I'm confused, which is normal. Did you wrap the salmon in tin foil and also put it in the Dollar Store baking pan?  Never mind I went back and re-read what you posted.  But why wrap it in bacon?
When they come for mine they better bring theirs

Okanagan

Quote from: JohnP on September 16, 2022, 11:26:04 AMI'm confused, which is normal. Did you wrap the salmon in tin foil and also put it in the Dollar Store baking pan?  Never mind I went back and re-read what you posted.  But why wrap it in bacon?

The bacon was experimenting with flavor.  Plus it keeps the salmon from drying, though the sealed foil helps with that as well.

Likewise the aluminum pan, almost like heavy foil, was an experiment to toughen against getting normal foil torn or a hole poked in it while shovel handled in the coals.   The folded pan for protection, with foil over that to keep out fine ashes, and a fine wire around the package as an after thought.  It worked well.  The bacon was good, not that great of an addition to salmon.

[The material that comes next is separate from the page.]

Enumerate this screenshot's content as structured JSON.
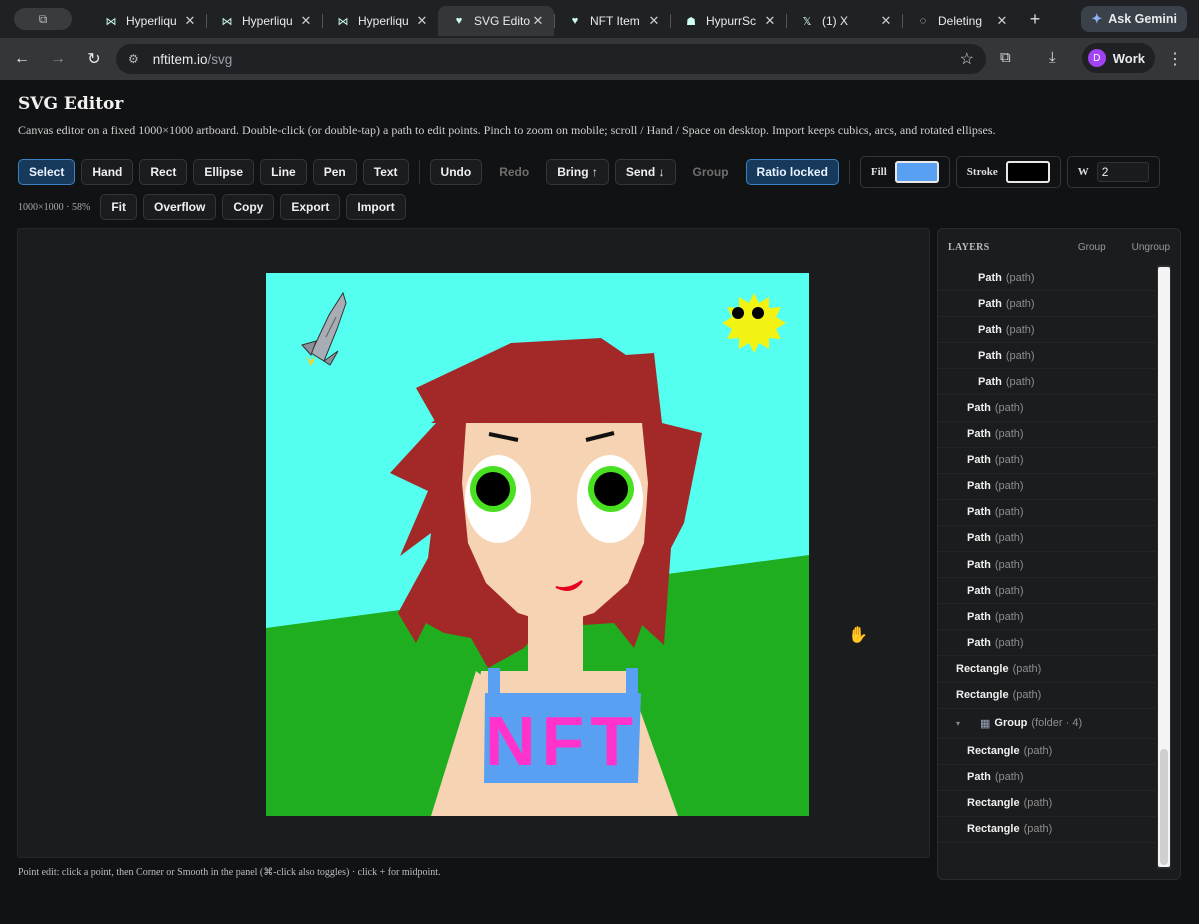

FWIW, I started the fire 2 1/2 hours before cooking.  Before that I dug out a 2 1/2 foot by 3 foot pit, 6 inches deep.  Then kept a large fire of 2 inch diameter and smaller fire wood going, to build up a big pile of coals, filling the pit and heaped up by the time we started cooking.  Half that time was sitting visiting with a grandson till he went out for an evening hunt. 

Okanagan

On re-reading, my explanation of bacon is not so clear.  The bacon goes right on the raw salmon fillet, and then the bacon wrapped salmon is covered/wrapped with foil.  So the bacon is inside with the salmon, not wrapped around outside of the foil package.